With investment into its CDMA network already dropping, Shammo said he expects the carrier to remain neutral overall on wireless network capital expenses, citing the carrier’s current focus on “5G” technology. The exec did note the investment would not equal what the carrier has put into its LTE network as “it actually rides over the same infrastructure. So the dark fiber is there. When you put a small cell in, we lay fiber to the small cell. The only incremental is we have to add an antenna to that small cell to create the beam for 5G, and then, of course, the spectrum behind that because you need the high 28 to 39 GHz-type spectrum. So, I would say, the capital requirement is not a huge incremental life, because once you densify you’re just going to shift the densification capital over to a 5G capital.”
In terms of capital savings, Shammo noted the company has shed nearly 8,000 jobs since the same point last year “and we did it quietly.” In addition, the carrier’s recently settled labor dispute allowed Verizon Communications to eliminate jobs through early retirement programs and received medical caps that are expected to result in $500 million worth of savings over the term of the deal.

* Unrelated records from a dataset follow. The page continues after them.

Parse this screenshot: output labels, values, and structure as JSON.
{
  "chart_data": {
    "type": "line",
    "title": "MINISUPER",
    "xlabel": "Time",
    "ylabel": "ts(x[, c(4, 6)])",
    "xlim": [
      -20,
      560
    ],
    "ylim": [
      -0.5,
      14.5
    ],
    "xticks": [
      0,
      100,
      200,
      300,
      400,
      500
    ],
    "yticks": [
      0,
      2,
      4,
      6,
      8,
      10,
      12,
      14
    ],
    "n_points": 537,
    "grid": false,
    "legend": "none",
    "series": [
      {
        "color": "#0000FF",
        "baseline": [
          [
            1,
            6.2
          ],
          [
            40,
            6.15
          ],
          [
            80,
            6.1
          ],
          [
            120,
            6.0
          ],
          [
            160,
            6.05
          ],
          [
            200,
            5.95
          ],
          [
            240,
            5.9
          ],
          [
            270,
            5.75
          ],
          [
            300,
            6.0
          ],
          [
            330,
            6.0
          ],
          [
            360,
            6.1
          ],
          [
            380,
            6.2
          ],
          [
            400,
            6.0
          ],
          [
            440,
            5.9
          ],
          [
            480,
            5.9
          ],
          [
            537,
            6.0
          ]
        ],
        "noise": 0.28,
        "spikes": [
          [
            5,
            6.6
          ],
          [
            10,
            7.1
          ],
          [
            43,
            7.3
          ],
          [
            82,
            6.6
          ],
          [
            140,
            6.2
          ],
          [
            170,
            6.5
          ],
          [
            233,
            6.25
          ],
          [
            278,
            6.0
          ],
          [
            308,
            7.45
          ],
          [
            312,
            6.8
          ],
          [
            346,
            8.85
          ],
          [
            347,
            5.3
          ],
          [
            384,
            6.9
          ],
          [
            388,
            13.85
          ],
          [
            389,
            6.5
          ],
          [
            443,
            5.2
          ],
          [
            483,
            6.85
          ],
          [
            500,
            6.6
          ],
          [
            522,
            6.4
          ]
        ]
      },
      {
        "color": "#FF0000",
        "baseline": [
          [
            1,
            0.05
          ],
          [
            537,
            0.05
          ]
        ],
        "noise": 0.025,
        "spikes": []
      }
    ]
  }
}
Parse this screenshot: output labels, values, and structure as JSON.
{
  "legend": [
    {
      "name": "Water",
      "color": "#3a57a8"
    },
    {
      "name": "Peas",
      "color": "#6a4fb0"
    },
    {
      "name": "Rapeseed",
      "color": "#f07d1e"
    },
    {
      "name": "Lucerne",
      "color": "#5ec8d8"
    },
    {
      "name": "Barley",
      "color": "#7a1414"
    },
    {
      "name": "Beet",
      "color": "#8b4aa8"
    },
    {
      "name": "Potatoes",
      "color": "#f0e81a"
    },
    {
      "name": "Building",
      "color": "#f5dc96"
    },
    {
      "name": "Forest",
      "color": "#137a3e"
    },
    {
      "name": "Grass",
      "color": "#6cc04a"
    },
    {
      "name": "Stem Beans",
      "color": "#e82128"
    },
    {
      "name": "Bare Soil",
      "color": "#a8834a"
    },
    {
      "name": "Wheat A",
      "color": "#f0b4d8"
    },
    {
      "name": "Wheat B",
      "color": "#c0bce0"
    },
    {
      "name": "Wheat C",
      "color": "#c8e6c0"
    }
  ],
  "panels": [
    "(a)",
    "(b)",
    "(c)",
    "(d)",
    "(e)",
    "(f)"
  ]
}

Verizon Communications also is looking to close some company-owned stores in select markets or turn those locations over to indirect channels.
Shammo also said the carrier is prepared to support mobile virtual network operator plans touted by cable operators Comcast and Charter, both of which have activated such clauses in an agreement born out of Verizon Wireless’ acquisition of 1.7/2.1 GHz spectrum licenses in 2011.
“We’ve been in the reseller business for 20 years,” Shammo explained. “So we have sold our network to plenty of providers over those last 20 years. And what you have to understand is a wholesale model in a company is extremely profitable, because you don’t have all of the additional retail overhead with it.”
Not all are convinced the move by cable companies will be successful. Wireless industry veteran John Stanton this week at the Competitive Carriers Association Annual Convention said he did not expect the ventures to pan out.
“With four nationwide carriers, the notion you are going to deliver a service means you need to price down. That’s hard to do,” Stanton said, adding the company also will have to deal with device powerhouses like Apple and Samsung in terms of supporting its unique Wi-Fi-first business model and bolster its own retail presence. “I don’t view them as a threat, at least if they continue down their current plans. … They will fail miserably.”